Wenn es um die Einheit geht, dann ist sie etwas das in uns geboren werden und darin von uns auch empfangen werden muss. Das würde uns in Stande versetzen eine Ahnung davon zu bekommen, was universale Einheit ist.

Doch wofür muss ich ahnen was universale Einheit bedeutet?

Eine wohl berechtigte Frage die sich da jemand stellt.

Wer sich der Einheit immer mehr bewusst wird, der lernt damit auch kennen ihre Grenzenlosigkeit, wird damit allmählich vertraut und findet eine solche auch in seinem Leben. Und an seine Grenzen gestoßen ist wahrlich jeder von uns einmal.

Besonders wenn uns eng wird ums Herz, wir Angst haben oder scheinbar keinen Ausweg aus einer Situation im Leben wissen, ist solch ein Bewusstwerden wirklich edel.

Mit dem Üben dieser Bewusstmachung der Einheit kann in uns etwas heranwachsen, das nicht nur Vorstellung bleibt, sondern als Teil von uns selbst zu etwas Lebendigem wird. Es geht hier um die Schaffung eines Keims der Einheit in uns, den wir pflegen und in unserer Vorstellung reifen lassen. Natürlich gibt es weit mehr als diese Form der Meditation. Doch wenn es um ein Erkennen der Einheit allen Seins geht, wäre das eine Möglichkeit sich dieser Vorstellung auch bewusst anzunähern.

Sein in Raum und Zeit

Alles im Universum in dem wir leben, bewegt sich durch Raum und Zeit. Beide Größen bilden die Basis unseres Seins in der Welt. Seit dem Urknall dehnt sich der Raum dieses Universums aus – was auch genau in diesem Augenblick anhält und sich fortsetzt. In dieser Bewegung, aus der die Zeit entsteht, findet statt, was wir als Unbegrenztheit bezeichnen können, denn was sich ausdehnt kennt keine Grenzen.
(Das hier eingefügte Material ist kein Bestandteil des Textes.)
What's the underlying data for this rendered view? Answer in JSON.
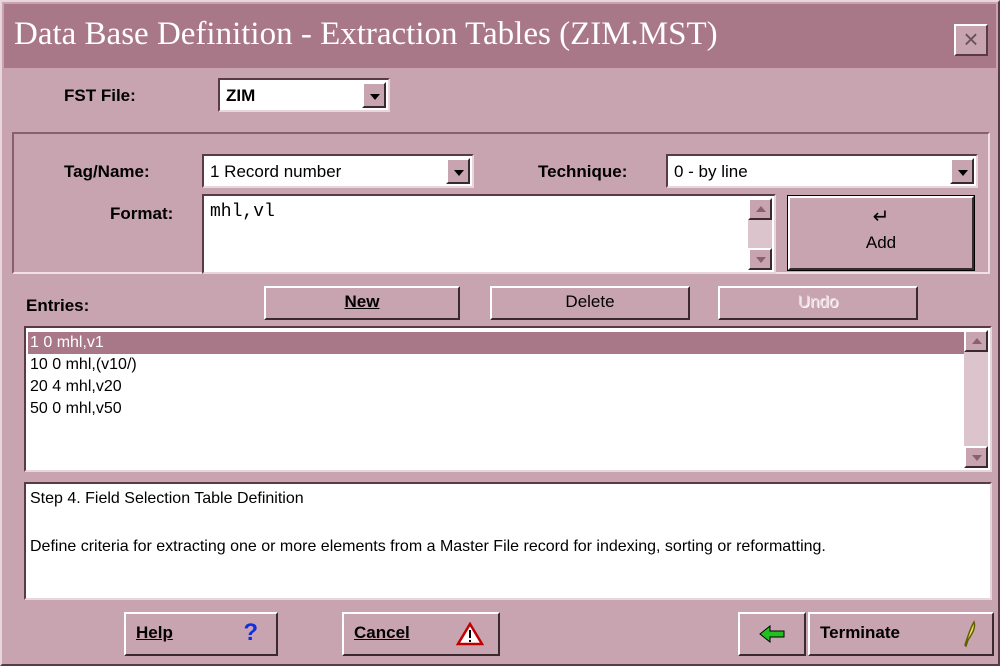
{
  "window": {
    "title": "Data Base Definition - Extraction Tables (ZIM.MST)",
    "close_label": "×"
  },
  "fst": {
    "label": "FST File:",
    "value": "ZIM"
  },
  "tag": {
    "label": "Tag/Name:",
    "value": "1 Record number"
  },
  "technique": {
    "label": "Technique:",
    "value": "0 - by line"
  },
  "format": {
    "label": "Format:",
    "value": "mhl,vl"
  },
  "add": {
    "label": "Add",
    "icon": "enter-arrow-icon"
  },
  "entries": {
    "label": "Entries:",
    "new_label": "New",
    "delete_label": "Delete",
    "undo_label": "Undo",
    "items": [
      "1 0 mhl,v1",
      "10 0 mhl,(v10/)",
      "20 4 mhl,v20",
      "50 0 mhl,v50"
    ],
    "selected_index": 0
  },
  "info": {
    "step": "Step 4. Field Selection Table Definition",
    "description": "Define criteria for extracting one or more elements from a Master File record for indexing, sorting or reformatting."
  },
  "footer": {
    "help_label": "Help",
    "help_icon": "question-icon",
    "cancel_label": "Cancel",
    "cancel_icon": "warning-icon",
    "back_icon": "back-arrow-icon",
    "terminate_label": "Terminate",
    "terminate_icon": "quill-icon"
  },
  "colors": {
    "background": "#c8a4b0",
    "titlebar": "#a87888",
    "selection": "#a87888"
  }
}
Stellen Sie sich einmal den Ort vor, an dem Sie sich gerade befinden. Sehr wahrscheinlich haben Sie so etwas schon als Kind ausprobiert. Imaginieren Sie sich aber trotzdem einmal das Folgende und sagen Sie sich dabei:

Ich bin in diesem Raum.

Ich bin in diesem Gebäude.

Ich bin in dieser Nachbarschaft.

Ich bin in dieser Ortschaft oder Stadt.

Ich bin in dieser Region des Landes.

Ich bin in diesem Staat.

Ich bin in diesem Kontinent.

Ich bin auf dem Planeten Erde.

Ich bin auf der Erde im Sonnensystem.

Ich bin in diesem Sonnensystem am Rande unserer Galaxie.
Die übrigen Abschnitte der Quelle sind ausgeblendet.